WG: He was building houses primarily, but not exclusively. He was building several houses but he was also gradually getting involved in small office buildings and he was also working on a kind of a marine mini Disneyland structure in Florida. He was very active in teaching at Pennsylvania and Yale.
SZ: That was a lot of traveling he had to do.
WG: All the time. He was trying to get out of Florida as much as he could.
SZ: What was he like to work for?
WG: Very high-strung, ambitious, brilliant, in many ways unsure of himself I think would be the best way to describe him. He had a very short fuse, and yet, if you did something right he definitely gave you credit, he was appreciative. He had a complex combination of human characteristics, but he was extremely talented, and I learned a lot from him.
So we see, from even early in Rudolph’s career, travel was involved both for work and teaching.
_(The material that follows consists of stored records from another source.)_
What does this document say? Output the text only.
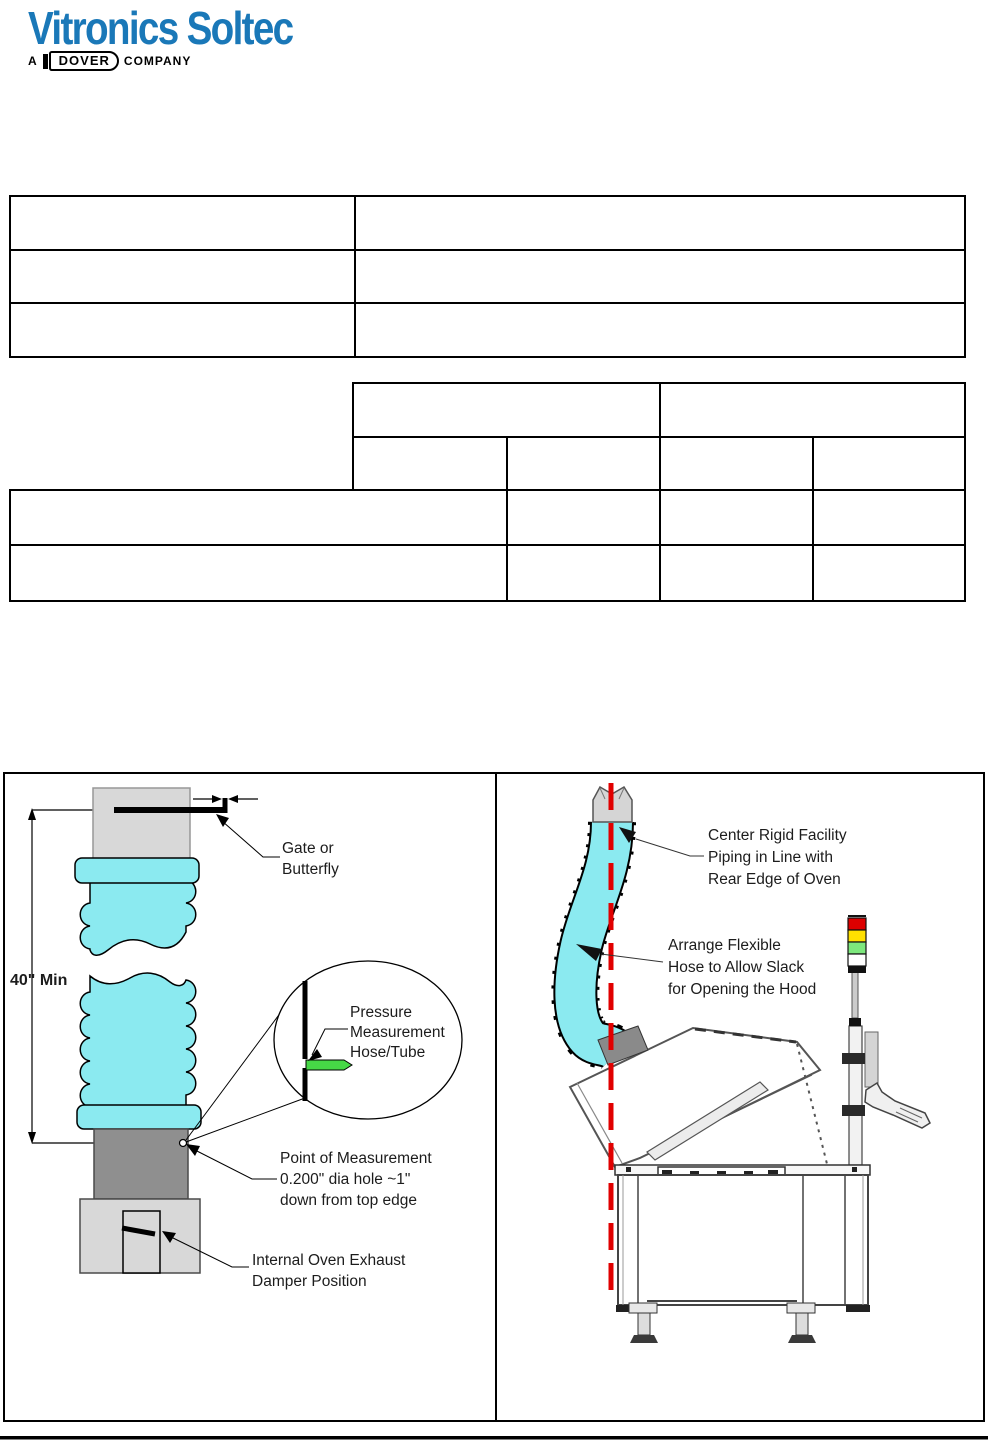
Vitronics Soltec
A	DOVER	COMPANY
40" Min
Gate or
Butterfly
Pressure
Measurement
Hose/Tube
Point of Measurement
0.200" dia hole ~1"
down from top edge
Internal Oven Exhaust
Damper Position
Center Rigid Facility
Piping in Line with
Rear Edge of Oven
Arrange Flexible
Hose to Allow Slack
for Opening the Hood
Not too long before, Rudolph had seen Europe for the first time, through receiving Harvard’s Wheelwright Prize for travel (he was there from mid-1948 -to- mid-1949)—a life-changing experience. And he continued to travel internationally. Here are some pages from his US passport (the one issued to him in 1954)—and one can see evidence of his international treks from the passport stamps:
Of course, in addition to work, there are all kinds of pleasures from travel. Rudolph was a great collector, and wherever he traveled picked-up objects—even occasionally real antiquities—that pleased his eye. Sometimes such acquisitions came about through serendipity, as in these washboards from Japan:
As further evidence of Rudolph’s embrace of travel—unto the end of his life—is this item. In the archives of the Paul Rudolph Heritage Foundation is a small, red, hardcover ledger book:
It is labeled: “Travel Book 1990, 1991”
It records Rudolph’s travels and appointments from January 1, 1990 -to- December 6, 1991. While looking at it, the thing to remember is that Rudolph is well over 70 years old when this record was made—yet the book shows the great distances he’s still traveling, and frequently, mainly for work (and this is only the example what he’s doing in a single year):
Boston
Dallas-Fort Worth
Amarillo
San Francisco
Bangkok
Singapore
Hong Kong
London
Jakarta
Sydney
Perth
Istanbul
Rome
And, especially to meet his clients in Asia, he wasn’t going to to these locations just once: the record shows him going numerous times.
Interspersed with all this air-travel, to-and-from New York City, is shown his many appointments in the New York area—both professional and social—meetings, lunches, or dinners with people who are integral to his practice & life: Mrs. Bass, Emily Sherman, Ron Chin, Errol Barron, Bert Brosmith, Carl Black, George Ranalli, the Edersheims, George Beylerian, Ezra Stoller… and many others (plus giving lectures at Pratt and Harvard.)
Here are a few sample pages:
You can imagine what a travel and meeting schedule like this would do to anybody—and the wear-and-tear to any human body. But one thing we can say for certain about Rudolph: He was determined.